Peach Upside Down Cake
1/2 cup (1 stick) butter, softened
1/2 cup packed brown sugar
2 tablespoons water
3 cups sliced peaches
1 1/2 cup all-purpose flour
1/2 cup finely ground pecans or almonds
1 cup granulated sugar
1 tablespoon baking powder
1/2 teaspoon salt
1 cup milk
2 eggs
1 1/2 teaspoons vanilla
1 1/2 teaspoons shredded orange peel
Place 3 tablespoons of the butter in a 9 x 9 inch baking pan. Place pan in a 350 degree F. oven for 5 minutes or until butter is melted. Remove from oven; stir in brown sugar and water until combined. Spread to an even layer in the pan. Arrange peach slices atop brown sugar mixture in pan. Set aside. In a large mixing bowl stir together flour, pecans, granulated sugar, baking powder and salt. Add milk, remaining 5 tablespoons butter, eggs and vanilla. Beat with an electric mixer on low speed until combined. Beat on medium speed for 1 minute. Stir in orange peel. Spoon batter atop peach layer in prepared pan. Bake in the 350 degree F. oven for 40 to 45 minutes until a wooden toothpick inserted near center comes out clean. Cool on wire rack for 5 minutes. Loosen sides of cake from pan; invert onto serving plate. Cool about 45 minutes. Serve warm. Makes 12 servings.

Easy Peach Shortcakes
2-1/3 cups Original Bisquick
3 tablespoons sugar
3 tablespoons butter, melted
1/2 cup milk
Sweetened sliced peaches
Whipped cream
Heat oven to 425 degrees F. Stir together Bisquick, sugar, butter and milk until soft dough forms. Drop by 6 spoonsful onto ungreased cookie sheet. Bake 10 to 12 minutes or until golden brown. Split shortcakes, fill and top with sweetened peaches and whipped cream. (Note about whipped cream: use whipping cream instead of heavy cream; chill beaters and bowl that you will be using at least 15 minutes before whipping. Whip until cream forms soft peaks; sift in 2 tablespoons confectioner’s sugar and beat until stiff peaks form. Add 1/2 teaspoon vanilla, if desired. Refrigerate immediately.)

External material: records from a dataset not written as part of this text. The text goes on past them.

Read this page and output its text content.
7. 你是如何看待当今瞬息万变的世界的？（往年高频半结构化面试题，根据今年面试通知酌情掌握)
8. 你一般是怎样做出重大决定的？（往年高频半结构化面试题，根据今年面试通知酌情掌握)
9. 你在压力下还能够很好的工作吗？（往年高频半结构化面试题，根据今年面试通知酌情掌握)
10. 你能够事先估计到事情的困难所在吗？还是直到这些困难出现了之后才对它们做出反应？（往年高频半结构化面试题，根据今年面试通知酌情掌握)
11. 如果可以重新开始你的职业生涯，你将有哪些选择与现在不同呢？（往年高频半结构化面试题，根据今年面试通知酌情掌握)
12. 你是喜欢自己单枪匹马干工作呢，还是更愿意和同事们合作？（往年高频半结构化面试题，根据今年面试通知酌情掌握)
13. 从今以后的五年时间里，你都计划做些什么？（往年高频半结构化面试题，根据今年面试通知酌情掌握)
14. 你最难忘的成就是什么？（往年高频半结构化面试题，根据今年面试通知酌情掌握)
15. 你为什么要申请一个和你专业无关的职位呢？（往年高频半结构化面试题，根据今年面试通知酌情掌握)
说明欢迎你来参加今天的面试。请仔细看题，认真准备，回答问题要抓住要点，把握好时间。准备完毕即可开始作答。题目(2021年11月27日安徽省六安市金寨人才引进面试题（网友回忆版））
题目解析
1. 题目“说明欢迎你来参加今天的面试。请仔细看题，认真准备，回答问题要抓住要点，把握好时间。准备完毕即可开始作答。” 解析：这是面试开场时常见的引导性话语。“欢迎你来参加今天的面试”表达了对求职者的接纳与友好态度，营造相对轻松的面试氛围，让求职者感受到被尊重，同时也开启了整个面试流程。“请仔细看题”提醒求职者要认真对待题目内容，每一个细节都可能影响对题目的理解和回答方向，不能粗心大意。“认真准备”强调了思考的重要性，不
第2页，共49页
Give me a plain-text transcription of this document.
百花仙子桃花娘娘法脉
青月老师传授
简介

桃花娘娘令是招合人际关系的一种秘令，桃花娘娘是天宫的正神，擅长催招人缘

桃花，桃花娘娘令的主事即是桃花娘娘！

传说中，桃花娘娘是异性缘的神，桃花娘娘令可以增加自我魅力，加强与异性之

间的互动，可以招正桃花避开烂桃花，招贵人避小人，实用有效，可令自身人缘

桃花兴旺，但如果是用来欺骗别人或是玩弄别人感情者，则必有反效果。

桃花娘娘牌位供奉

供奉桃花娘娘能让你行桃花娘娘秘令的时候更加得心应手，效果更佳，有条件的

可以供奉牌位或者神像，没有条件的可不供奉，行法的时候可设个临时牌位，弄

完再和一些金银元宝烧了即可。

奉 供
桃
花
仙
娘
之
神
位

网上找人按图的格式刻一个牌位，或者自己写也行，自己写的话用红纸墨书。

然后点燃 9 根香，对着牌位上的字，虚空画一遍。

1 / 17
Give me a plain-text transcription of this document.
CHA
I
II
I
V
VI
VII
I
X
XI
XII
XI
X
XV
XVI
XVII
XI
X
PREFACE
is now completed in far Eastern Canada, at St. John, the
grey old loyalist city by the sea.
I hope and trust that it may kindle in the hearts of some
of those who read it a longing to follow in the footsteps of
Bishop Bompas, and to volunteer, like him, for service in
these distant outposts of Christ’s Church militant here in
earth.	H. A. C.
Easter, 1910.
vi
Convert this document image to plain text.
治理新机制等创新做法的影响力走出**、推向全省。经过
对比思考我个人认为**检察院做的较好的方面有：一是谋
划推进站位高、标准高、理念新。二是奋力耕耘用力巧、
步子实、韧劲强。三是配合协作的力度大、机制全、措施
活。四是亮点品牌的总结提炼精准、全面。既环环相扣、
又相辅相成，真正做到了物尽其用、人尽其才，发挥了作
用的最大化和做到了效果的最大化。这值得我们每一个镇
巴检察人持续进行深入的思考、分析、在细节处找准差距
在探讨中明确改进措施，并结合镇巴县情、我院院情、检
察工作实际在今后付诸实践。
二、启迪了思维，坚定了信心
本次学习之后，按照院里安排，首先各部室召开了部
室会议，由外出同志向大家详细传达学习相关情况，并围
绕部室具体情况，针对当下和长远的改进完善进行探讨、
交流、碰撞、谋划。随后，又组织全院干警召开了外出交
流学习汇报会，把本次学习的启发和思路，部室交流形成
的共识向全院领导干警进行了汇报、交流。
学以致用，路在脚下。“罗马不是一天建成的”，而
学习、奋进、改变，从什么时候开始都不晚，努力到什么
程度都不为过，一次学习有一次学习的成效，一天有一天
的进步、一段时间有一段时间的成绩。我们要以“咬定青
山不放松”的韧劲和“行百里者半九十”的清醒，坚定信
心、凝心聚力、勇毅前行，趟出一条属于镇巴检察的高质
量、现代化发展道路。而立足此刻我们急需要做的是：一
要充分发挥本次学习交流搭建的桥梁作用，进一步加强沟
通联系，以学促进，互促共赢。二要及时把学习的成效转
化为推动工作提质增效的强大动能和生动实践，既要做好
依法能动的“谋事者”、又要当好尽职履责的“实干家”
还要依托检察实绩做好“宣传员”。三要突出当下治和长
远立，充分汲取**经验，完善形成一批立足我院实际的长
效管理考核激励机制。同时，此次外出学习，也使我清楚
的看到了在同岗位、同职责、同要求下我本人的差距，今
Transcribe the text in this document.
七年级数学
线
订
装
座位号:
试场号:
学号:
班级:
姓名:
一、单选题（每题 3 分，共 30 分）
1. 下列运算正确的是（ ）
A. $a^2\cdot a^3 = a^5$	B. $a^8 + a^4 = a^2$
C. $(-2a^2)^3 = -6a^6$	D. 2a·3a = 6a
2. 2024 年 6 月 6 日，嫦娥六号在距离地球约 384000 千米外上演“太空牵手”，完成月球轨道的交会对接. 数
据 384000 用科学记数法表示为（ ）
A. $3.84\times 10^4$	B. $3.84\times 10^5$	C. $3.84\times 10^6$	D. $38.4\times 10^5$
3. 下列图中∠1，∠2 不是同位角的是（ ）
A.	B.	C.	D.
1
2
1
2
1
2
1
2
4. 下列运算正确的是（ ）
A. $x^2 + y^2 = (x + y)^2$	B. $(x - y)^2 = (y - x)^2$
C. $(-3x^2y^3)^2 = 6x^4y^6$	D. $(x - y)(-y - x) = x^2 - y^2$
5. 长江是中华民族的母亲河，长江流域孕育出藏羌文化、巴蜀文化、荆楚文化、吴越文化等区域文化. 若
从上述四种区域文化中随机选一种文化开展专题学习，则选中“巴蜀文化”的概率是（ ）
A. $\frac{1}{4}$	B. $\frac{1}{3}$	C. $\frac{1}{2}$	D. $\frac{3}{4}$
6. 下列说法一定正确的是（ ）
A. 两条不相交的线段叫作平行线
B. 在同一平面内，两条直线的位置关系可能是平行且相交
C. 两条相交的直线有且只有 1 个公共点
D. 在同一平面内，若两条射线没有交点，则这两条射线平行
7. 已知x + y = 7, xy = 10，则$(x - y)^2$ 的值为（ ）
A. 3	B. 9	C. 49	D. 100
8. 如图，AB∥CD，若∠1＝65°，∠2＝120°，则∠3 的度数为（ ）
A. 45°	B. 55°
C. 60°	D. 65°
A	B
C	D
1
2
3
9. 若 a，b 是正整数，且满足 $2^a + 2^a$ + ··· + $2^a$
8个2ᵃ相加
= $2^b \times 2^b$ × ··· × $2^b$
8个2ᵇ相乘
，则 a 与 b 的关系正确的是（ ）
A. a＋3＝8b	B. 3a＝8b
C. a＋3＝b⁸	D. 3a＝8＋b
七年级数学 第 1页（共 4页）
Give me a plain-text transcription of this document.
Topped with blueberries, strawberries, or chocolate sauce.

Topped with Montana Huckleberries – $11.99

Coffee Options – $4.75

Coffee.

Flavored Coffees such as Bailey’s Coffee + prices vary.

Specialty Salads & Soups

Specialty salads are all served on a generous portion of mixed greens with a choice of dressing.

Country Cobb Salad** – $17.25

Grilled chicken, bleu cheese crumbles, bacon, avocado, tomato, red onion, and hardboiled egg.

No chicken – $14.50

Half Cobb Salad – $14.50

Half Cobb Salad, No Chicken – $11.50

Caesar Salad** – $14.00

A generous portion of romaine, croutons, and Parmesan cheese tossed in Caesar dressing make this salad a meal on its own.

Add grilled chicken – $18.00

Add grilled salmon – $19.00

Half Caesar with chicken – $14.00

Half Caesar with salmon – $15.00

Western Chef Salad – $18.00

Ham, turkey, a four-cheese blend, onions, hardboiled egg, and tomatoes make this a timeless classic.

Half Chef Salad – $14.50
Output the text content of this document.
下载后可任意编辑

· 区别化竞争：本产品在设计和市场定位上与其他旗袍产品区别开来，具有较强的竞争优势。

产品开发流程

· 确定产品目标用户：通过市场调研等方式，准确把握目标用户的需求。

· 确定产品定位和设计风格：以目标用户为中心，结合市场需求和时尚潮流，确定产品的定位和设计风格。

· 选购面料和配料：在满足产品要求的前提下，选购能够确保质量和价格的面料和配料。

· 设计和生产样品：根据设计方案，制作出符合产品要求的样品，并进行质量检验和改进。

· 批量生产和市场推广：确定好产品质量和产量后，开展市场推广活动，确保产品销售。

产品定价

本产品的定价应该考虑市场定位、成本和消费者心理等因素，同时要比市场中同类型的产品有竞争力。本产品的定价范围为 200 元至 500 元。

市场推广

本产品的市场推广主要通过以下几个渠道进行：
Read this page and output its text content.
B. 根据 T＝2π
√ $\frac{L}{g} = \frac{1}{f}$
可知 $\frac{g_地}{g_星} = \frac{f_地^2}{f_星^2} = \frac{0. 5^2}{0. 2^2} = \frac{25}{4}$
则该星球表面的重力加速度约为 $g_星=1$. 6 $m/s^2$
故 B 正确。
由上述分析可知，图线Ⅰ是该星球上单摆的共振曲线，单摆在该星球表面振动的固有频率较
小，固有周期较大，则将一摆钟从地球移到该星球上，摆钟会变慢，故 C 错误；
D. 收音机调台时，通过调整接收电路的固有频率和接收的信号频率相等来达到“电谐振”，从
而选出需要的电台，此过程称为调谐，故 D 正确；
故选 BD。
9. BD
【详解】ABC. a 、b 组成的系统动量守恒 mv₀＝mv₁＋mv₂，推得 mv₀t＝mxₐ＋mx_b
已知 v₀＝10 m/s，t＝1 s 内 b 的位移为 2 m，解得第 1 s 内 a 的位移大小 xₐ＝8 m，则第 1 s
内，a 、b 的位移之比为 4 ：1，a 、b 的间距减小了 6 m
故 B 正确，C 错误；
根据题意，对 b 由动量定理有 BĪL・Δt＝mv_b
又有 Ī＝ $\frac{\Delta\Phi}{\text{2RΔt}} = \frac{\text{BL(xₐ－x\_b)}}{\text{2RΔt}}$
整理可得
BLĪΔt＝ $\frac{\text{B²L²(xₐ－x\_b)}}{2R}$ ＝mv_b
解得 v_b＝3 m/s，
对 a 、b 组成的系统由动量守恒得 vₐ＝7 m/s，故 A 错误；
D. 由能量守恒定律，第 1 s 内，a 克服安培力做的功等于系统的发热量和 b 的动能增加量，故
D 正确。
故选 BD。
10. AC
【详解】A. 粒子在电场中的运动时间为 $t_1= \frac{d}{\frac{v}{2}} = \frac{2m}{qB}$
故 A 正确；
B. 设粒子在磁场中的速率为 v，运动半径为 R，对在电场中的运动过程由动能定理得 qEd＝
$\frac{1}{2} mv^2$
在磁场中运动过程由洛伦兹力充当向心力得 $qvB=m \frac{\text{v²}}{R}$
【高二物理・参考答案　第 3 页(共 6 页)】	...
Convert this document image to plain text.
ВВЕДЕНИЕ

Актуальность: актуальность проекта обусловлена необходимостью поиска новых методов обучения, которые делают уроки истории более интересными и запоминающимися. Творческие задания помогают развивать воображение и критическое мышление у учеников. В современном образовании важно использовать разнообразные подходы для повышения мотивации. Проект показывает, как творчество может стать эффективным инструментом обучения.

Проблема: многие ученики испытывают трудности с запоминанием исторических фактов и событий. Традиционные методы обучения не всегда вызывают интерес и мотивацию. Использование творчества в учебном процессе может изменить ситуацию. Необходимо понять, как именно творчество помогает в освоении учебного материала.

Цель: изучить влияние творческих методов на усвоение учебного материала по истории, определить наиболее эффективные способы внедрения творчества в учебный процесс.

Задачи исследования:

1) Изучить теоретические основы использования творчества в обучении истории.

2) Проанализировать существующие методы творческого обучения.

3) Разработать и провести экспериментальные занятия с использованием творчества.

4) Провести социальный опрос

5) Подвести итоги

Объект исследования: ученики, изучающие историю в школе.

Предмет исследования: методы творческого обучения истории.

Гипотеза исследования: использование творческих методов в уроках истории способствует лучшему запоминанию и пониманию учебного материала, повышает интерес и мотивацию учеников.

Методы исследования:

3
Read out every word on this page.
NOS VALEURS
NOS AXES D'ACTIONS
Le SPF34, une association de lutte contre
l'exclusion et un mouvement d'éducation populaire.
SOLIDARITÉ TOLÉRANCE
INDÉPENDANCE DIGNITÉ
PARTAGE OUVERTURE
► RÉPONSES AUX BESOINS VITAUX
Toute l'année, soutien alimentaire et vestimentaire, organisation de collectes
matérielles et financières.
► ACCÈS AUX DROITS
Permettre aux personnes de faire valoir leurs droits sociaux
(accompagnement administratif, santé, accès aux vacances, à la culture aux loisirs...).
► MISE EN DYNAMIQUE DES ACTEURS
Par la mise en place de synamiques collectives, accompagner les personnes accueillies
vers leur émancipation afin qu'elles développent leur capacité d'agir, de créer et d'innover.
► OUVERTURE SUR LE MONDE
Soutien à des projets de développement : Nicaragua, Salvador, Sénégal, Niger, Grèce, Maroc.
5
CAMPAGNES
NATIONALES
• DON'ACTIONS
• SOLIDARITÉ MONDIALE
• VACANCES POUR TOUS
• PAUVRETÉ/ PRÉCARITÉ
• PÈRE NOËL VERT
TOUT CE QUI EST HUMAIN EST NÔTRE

Peaches-on-the-Beaches (from the 1984 Pirates’ House Cookbook)
1 liter white wine
4 fresh peaches, peeled and sliced
1/2 cup sugar
1 lemon, sliced thin and seeded
At least 8 hours before serving, mix everything together in a container and refrigerate. Pour into a large thermos, add some ice and hit the beach. When the punch is all gone, don’t forget to eat the potent fruit. Serves 4 generously.

Amaretto Peaches
6 large ripe peaches
1/2 cup raspberry preserves
12 macaroons, crumbled
4 tablespoons unsalted butter, cut into bits
1/2 cup Amaretto liqueur
Preheat oven to 350 degrees F. Cut peaches in half, discarding stones, if any. Scoop out center of each half. Arrange halves in baking dish. Smear a spoonful of preserves into each peach cavity. Spoon some crumbled macaroons on top of this and dot with butter. Sprinkle a little Amaretto on each half. Pour water in pan 1/8 inch deep. Bake 20 minutes at 350 degrees F. and baste with more Amaretto if desired. Serve warm. Serves 12.